From the abstract:
"Here, we show for the first time the monolithic integration of a CMOS integrated circuit with graphene, operating as a high mobility phototransistor. We demonstrate a high-resolution image sensor and operate it as a digital camera that is sensitive to UV, visible and infrared light (300 – 2000 nm).
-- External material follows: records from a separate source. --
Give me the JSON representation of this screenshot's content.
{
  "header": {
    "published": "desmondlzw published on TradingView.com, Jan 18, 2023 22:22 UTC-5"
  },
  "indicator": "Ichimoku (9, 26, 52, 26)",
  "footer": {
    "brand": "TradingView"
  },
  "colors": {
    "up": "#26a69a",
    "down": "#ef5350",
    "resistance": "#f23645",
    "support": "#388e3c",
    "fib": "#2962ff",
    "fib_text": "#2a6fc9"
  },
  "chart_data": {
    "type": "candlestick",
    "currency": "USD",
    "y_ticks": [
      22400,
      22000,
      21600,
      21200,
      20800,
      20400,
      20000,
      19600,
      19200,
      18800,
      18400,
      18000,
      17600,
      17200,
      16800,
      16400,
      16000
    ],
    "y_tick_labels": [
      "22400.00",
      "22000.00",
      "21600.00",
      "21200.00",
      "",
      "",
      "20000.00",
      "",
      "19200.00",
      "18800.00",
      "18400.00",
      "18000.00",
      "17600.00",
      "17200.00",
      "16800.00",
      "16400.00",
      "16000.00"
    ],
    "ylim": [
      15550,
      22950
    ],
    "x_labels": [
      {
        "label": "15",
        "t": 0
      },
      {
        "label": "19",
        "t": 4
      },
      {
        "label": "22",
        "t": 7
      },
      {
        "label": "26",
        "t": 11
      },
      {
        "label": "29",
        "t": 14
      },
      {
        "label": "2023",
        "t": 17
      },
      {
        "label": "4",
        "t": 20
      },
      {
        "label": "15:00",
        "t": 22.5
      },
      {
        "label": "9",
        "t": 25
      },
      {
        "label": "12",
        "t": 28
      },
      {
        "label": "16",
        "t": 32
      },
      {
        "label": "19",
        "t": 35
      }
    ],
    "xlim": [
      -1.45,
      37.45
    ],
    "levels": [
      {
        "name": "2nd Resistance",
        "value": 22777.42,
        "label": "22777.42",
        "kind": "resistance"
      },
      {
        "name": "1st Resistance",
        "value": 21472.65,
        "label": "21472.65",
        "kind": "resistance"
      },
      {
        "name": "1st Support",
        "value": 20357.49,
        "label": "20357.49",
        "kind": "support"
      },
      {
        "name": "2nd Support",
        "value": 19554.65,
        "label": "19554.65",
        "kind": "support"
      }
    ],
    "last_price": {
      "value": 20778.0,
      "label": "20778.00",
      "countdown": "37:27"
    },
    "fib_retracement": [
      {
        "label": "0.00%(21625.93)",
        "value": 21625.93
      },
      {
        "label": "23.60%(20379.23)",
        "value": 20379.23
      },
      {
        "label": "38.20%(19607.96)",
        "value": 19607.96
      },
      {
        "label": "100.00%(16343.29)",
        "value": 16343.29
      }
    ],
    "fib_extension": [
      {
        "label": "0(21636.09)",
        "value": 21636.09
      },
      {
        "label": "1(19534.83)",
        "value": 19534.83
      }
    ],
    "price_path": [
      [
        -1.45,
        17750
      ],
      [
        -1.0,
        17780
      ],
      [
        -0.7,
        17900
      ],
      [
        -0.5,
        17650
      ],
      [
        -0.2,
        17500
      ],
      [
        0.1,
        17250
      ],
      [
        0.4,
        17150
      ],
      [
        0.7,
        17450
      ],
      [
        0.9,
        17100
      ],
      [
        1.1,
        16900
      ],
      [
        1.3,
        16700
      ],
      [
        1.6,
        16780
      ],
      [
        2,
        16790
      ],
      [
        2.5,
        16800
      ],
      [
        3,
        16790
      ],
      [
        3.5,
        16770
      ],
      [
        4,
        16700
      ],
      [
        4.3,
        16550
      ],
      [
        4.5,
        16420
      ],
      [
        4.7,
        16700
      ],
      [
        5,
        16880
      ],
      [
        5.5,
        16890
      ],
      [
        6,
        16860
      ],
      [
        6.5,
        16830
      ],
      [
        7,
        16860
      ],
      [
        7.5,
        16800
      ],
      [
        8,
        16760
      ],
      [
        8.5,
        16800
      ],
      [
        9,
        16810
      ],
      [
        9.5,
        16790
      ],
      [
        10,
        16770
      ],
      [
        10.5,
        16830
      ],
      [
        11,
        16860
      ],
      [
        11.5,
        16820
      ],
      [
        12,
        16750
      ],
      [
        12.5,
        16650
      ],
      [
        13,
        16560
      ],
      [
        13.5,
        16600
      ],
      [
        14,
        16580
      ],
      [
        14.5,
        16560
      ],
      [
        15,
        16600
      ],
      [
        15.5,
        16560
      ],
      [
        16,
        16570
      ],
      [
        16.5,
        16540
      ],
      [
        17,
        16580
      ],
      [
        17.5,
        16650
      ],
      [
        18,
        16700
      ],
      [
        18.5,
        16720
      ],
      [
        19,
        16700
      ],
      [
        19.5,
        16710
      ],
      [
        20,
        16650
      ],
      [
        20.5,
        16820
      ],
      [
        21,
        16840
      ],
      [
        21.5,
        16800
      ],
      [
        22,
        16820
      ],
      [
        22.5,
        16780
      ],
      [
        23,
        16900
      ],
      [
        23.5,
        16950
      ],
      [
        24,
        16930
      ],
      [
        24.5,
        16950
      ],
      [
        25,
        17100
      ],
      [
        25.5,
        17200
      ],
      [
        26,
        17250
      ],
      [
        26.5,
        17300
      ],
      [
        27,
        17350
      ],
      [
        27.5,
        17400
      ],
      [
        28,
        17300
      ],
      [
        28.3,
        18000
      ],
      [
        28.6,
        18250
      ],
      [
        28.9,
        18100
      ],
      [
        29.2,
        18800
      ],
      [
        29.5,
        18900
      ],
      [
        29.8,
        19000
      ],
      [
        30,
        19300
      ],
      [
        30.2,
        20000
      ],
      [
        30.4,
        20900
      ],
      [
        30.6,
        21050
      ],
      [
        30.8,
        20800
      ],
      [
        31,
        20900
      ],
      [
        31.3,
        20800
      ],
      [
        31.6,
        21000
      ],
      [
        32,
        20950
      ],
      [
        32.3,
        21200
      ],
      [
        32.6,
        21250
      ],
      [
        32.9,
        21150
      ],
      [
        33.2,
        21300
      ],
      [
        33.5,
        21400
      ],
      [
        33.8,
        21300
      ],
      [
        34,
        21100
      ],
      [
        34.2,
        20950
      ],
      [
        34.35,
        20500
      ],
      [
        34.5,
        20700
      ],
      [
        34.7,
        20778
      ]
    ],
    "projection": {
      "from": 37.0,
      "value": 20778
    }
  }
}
The demonstrated graphene-CMOS integration is pivotal for incorporating 2d materials into the next generation microelectronics, sensor arrays, low-power integrated photonics and CMOS imaging systems covering visible, infrared and even terahertz frequencies."
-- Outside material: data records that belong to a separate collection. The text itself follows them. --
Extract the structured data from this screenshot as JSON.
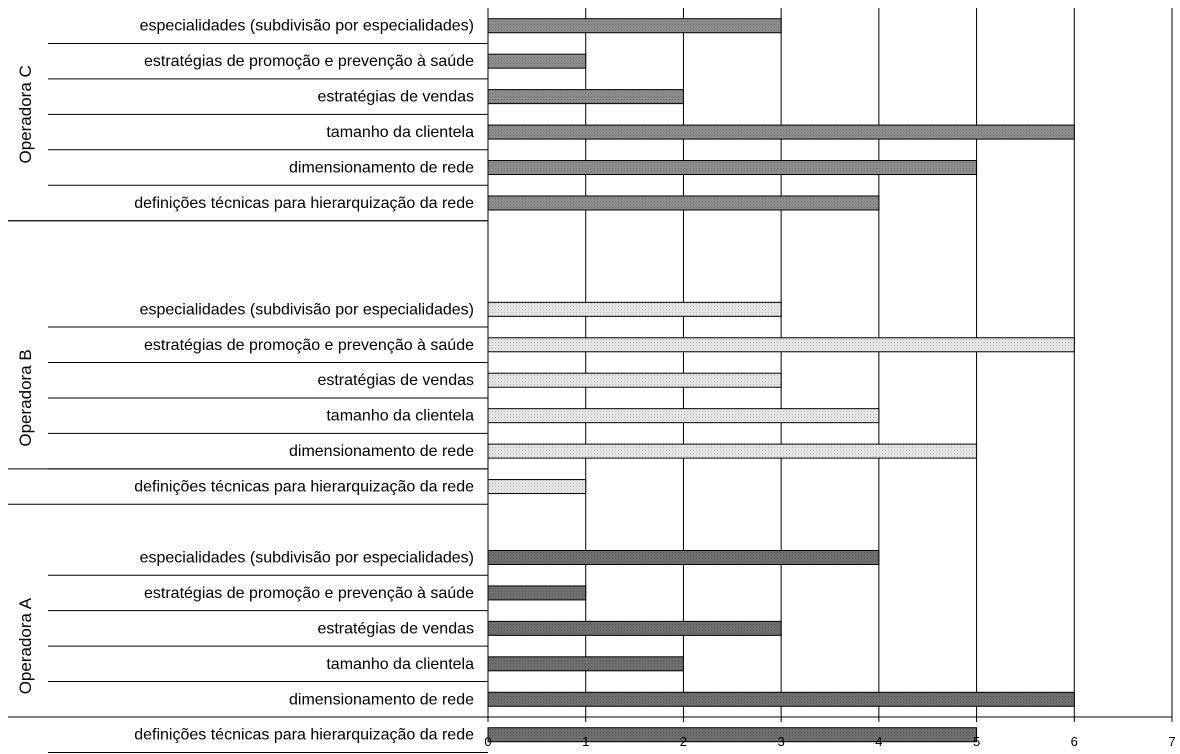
{
  "chart_data": {
    "type": "bar",
    "orientation": "horizontal",
    "xlim": [
      0,
      7
    ],
    "x_ticks": [
      "0",
      "1",
      "2",
      "3",
      "4",
      "5",
      "6",
      "7"
    ],
    "grid": "vertical lines on",
    "legend": "none",
    "groups": [
      {
        "name": "Operadora C",
        "color": "#8c8c8c",
        "categories": [
          "especialidades (subdivisão por especialidades)",
          "estratégias de promoção e prevenção à saúde",
          "estratégias de vendas",
          "tamanho da clientela",
          "dimensionamento de rede",
          "definições técnicas para hierarquização da rede"
        ],
        "values": [
          3,
          1,
          2,
          6,
          5,
          4
        ]
      },
      {
        "name": "Operadora B",
        "color": "#e4e4e4",
        "categories": [
          "especialidades (subdivisão por especialidades)",
          "estratégias de promoção e prevenção à saúde",
          "estratégias de vendas",
          "tamanho da clientela",
          "dimensionamento de rede",
          "definições técnicas para hierarquização da rede"
        ],
        "values": [
          3,
          6,
          3,
          4,
          5,
          1
        ]
      },
      {
        "name": "Operadora A",
        "color": "#6e6e6e",
        "categories": [
          "especialidades (subdivisão por especialidades)",
          "estratégias de promoção e prevenção à saúde",
          "estratégias de vendas",
          "tamanho da clientela",
          "dimensionamento de rede",
          "definições técnicas para hierarquização da rede"
        ],
        "values": [
          4,
          1,
          3,
          2,
          6,
          5
        ]
      }
    ]
  }
}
At a closer look, the sensing layer is, actually, "PbS colloidal quantum dots: upon light absorption an electron-hole pair is generated, due to the built in electric field the hole transfers to the graphene while the electron remains trapped in the quantum dots:"
"Due to the high mobility of graphene (here ~1000 cm2/Vs), this photoconductor structure exhibits ultra-high gain of 10^8 and responsivity above 10^7 A/W, which is a strong improvement compared to photodetectors and imaging systems based on quantum dots only."
The sample images are quite nice for a first graphene image sensor ever produced:
"Future graphene-based image sensors can be designed to operate at higher resolution, in a broader wavelength range, and potentially even with a form factor that fits inside a smartphone or smartwatch (Supplementary Notes, Figure S9). In contrast to current hybrid imaging technologies (which are not monolithic), we do not encounter fundamental limits with respect to shrinking the pixel size and increasing the imager resolution. Graphene patterning and contacting, i.e. lithography, will ultimately be the limiting factor. Therefore, competitively performing image sensors with multi-megapixel resolutions and pixel pitches down to 1 µm are within reach."
A somewhat similar paper, albeit from different authors, is going to be presented at ISSCC 2017 Session 15 on Feb. 7:
"15.7 Heterogeneous Integrated CMOS-Graphene Sensor Array for Dopamine Detection," B. Nasri, T. Wu, A. Alharbi, M. Gupta, R. Ranjit Kumar, S. Sebastian, Y. Wang, R. Kiani, D. Shahrjerdi, New York University, Brooklyn, NY.